Il continua quand bien même il doutait ; mais il pouvait tout à fait changer d'avis et dévier : sa route n'était en rien tracée. En fait, il n'y avait ni route, ni relief estompé dans l'immensité brumeuse, pas même la silhouette furtive d'un chat ou d'un corbeau.

Mais l'herbe ! elle semblait la même que chez lui, se rassura-t-il. Non, non, l'herbe est partout pareille, ça il le savait. Il gardait cependant l'impression que ce parterre lui était familier. Et puis tout compte fait, peut-être pas. Roches pointues, pentes plongeantes et arrondies, vols d'oiseaux, échos de bêlements, voilà ce qui manquait à cette étendue amorphe.

Était-il seul ? Sans aucune compagnie ? Il eut beau observer les alentours, lever la tête... mais même à l'endroit le plus improbable, il n'y avait pas forme humaine. Les lieux reposaient dans un silence immobile. Même le vent ne s'occupait point d'agiter la verdure, de pousser l'épaisse laine humide au travers de la lande. Mis à part le bruit feutré de ses pas, aucun son ne résonnait à ses oreilles.

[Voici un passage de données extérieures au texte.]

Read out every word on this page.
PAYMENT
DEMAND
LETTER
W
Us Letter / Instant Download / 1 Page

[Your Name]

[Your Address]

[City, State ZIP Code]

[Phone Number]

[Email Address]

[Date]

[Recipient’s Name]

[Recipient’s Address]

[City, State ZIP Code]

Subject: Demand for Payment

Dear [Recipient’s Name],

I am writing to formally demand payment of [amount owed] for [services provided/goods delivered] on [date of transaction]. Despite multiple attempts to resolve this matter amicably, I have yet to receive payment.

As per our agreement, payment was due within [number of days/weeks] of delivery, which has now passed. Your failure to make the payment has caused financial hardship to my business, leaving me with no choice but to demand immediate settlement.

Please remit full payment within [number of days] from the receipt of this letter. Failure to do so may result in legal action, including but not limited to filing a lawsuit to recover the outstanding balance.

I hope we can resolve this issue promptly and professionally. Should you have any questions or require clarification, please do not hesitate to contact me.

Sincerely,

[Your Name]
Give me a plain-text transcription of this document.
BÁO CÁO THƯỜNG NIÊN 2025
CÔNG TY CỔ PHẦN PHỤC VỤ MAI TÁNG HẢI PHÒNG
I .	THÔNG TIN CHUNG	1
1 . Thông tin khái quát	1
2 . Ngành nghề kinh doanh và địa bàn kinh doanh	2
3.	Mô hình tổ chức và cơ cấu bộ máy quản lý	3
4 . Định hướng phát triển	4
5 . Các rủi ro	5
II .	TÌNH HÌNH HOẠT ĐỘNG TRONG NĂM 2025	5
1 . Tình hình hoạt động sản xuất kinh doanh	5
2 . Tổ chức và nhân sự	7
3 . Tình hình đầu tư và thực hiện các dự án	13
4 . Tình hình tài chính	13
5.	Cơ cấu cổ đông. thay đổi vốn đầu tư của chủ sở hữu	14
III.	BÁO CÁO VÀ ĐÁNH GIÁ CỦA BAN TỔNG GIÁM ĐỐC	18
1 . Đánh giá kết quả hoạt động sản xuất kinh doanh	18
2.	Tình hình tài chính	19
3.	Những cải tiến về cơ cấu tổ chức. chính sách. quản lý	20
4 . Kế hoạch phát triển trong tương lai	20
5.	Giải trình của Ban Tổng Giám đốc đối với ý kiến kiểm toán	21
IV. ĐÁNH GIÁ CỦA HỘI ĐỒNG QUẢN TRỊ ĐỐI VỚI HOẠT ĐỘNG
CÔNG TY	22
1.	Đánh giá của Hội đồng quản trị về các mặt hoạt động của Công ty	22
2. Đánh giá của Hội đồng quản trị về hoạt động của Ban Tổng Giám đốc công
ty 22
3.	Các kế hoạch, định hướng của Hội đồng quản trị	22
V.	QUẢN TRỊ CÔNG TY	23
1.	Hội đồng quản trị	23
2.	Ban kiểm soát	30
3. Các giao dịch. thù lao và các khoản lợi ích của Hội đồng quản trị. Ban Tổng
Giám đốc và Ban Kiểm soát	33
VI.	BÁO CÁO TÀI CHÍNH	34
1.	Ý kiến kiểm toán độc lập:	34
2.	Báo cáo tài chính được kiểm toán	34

Il s'arrêta soudain et décida d'attendre. Quoi au juste ? Le savait-il seulement... Qu'importe pourvu qu'on lui apportait la preuve qu'il se passait au moins quelque chose, un rien, autour de lui. Un étau enserra doucement sa poitrine. Il cessa de promener ses yeux dans ce blanc laiteux - car cétait bien inutile - et s'en remit à son ouïe. Malgré toute la concentration dont il se fut armé, impossible de qualifier le bruissement sourd et monocorde qui lui parasitait les oreilles d'autre chose que de chant du vide.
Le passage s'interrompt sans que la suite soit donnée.